Advocates of a public option largely consider a "trigger" the equivalent of no public option at all. A trigger would implement a public option only if insurance companies failed to meet certain benchmarks over time and it would only be implemented in the regions of the country where those benchmarks weren't met. The Medicare prescription drug proposal passed in 2003 includes a "trigger," but the public provision has never been activated despite soaring drug costs. The industry can help craft the trigger language and can game its stats to prevent it from becoming reality.

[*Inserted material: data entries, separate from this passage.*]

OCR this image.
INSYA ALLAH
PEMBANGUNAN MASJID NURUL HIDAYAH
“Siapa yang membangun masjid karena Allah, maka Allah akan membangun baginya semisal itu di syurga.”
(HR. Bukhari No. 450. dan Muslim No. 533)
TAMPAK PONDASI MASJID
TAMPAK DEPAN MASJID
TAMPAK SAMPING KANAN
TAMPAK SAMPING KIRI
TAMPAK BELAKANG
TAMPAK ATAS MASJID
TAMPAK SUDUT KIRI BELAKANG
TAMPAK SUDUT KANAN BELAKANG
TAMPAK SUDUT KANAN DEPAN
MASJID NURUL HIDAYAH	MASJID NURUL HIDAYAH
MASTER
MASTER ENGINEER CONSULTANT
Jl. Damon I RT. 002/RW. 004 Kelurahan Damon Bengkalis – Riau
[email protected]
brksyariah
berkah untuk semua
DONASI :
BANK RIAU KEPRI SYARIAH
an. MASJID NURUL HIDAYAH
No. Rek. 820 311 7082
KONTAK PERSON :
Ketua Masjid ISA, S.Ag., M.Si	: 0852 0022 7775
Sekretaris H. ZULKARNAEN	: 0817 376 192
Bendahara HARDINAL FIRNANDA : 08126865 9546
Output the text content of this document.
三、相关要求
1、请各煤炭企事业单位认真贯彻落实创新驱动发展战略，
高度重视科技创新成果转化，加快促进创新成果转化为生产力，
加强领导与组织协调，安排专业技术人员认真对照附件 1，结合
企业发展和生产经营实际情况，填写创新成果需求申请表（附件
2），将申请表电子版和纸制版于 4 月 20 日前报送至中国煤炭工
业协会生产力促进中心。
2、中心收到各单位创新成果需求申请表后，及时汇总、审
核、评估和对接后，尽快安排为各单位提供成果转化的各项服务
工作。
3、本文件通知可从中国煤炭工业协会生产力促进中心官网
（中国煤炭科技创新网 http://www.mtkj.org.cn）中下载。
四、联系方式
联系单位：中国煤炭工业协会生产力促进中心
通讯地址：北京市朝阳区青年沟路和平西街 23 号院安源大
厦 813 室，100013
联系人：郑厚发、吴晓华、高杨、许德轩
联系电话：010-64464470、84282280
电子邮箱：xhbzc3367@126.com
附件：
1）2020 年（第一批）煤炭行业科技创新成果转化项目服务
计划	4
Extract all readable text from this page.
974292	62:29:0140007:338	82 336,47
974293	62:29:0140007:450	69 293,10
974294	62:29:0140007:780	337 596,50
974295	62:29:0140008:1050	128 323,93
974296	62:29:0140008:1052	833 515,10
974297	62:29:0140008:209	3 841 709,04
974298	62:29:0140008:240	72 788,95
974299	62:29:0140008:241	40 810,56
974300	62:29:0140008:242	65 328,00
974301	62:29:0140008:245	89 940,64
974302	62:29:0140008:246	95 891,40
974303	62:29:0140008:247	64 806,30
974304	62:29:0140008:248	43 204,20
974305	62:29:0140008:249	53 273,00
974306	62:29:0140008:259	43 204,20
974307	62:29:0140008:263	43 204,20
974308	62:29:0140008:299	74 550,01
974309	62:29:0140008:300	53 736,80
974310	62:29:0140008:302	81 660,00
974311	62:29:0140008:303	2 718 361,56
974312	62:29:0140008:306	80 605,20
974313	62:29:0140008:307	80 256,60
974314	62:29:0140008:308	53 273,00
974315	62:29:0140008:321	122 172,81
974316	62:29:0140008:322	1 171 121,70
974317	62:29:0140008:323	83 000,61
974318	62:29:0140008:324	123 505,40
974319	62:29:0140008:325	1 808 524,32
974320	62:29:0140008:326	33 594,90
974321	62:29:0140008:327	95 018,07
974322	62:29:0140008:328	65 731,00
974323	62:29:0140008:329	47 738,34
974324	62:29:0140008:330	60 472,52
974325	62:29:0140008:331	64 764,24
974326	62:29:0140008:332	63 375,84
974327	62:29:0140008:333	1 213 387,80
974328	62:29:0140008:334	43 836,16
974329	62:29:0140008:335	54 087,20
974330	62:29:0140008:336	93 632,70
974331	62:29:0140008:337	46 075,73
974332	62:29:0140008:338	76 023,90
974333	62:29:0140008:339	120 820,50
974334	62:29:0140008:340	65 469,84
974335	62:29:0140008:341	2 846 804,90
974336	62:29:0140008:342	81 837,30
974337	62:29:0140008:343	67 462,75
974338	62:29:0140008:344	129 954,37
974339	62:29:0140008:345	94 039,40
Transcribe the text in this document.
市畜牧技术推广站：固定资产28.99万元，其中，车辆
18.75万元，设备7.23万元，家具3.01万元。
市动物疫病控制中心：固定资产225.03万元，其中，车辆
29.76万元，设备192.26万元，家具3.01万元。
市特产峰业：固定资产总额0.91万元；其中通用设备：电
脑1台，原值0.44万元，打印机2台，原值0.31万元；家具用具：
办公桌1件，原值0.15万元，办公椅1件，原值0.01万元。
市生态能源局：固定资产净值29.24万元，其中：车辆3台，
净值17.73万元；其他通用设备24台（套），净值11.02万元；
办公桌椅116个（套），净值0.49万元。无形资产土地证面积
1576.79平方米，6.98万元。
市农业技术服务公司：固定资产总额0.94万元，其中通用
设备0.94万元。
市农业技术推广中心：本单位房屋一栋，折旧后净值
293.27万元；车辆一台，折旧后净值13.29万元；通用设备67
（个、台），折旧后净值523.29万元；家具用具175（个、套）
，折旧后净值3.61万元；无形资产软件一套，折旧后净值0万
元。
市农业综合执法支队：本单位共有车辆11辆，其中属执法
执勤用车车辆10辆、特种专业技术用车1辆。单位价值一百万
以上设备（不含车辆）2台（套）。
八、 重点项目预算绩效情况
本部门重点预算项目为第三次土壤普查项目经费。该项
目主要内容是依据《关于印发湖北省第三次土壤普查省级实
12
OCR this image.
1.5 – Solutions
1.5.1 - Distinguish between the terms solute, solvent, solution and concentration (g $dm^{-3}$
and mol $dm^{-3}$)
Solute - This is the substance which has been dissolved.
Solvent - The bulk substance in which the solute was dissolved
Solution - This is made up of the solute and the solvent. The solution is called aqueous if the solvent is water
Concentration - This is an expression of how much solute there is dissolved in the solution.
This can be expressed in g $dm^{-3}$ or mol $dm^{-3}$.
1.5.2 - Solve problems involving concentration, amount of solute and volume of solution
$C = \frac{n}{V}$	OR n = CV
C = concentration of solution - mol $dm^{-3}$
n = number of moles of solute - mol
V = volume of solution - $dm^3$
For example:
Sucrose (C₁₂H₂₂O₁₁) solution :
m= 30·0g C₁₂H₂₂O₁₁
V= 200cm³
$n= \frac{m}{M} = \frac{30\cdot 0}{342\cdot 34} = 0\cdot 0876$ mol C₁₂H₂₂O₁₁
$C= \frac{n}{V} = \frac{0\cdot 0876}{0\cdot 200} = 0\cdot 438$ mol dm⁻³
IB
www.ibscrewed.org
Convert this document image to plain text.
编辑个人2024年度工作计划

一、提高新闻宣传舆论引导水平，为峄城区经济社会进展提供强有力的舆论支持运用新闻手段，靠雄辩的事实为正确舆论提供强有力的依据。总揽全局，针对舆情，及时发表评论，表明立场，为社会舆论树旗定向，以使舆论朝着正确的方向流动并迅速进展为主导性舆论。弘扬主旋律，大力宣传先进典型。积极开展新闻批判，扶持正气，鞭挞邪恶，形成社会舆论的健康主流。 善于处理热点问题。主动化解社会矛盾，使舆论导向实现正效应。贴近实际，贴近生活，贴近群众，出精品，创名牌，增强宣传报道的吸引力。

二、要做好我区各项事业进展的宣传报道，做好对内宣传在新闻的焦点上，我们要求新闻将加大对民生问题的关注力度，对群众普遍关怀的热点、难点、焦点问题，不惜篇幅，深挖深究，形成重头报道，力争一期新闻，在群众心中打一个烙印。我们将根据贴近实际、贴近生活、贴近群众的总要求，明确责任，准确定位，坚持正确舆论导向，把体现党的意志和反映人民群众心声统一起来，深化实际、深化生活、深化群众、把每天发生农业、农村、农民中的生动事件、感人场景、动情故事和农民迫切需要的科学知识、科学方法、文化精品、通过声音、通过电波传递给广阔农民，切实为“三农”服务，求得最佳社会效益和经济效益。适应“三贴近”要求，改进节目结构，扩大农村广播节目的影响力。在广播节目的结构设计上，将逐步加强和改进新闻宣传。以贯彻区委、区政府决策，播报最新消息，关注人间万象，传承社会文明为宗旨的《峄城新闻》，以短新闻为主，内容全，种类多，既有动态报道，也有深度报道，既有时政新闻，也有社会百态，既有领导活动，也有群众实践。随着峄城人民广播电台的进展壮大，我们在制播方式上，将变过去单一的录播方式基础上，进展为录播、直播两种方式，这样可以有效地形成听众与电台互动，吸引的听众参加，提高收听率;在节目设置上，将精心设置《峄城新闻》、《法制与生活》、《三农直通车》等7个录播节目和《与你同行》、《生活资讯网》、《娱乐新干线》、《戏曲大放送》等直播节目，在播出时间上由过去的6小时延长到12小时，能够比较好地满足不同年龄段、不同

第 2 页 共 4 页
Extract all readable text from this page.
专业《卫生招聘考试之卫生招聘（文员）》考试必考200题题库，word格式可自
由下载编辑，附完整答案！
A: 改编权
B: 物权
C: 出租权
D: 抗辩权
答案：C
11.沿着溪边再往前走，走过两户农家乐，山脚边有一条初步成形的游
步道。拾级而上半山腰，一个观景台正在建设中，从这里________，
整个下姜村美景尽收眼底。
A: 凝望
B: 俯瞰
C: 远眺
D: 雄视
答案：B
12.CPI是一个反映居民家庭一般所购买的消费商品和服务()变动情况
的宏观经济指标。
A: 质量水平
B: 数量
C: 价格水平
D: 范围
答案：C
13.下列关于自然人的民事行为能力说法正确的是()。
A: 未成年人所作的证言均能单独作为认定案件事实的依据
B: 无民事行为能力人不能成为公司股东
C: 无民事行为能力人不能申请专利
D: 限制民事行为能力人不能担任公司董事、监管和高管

"The current state of our health system should be trigger enough for anyone who's paying attention," said a congressional aide in the middle of the health care battle. "The American people pulled the 'trigger' in November."
The intellectual father of the public option, Yale Professor Jacob Hacker, told HuffPost that the trigger proposal is a betrayal.
"The trigger is an inside-the-beltway sleight of hand that would protect private insurers from the real competition that a strong public health insurance option would create," he said in an e-mail. "It is unworkable in the current Senate bills, unwise as public policy, and unwanted by the substantial majority of Americans who say they want a straight-up public option."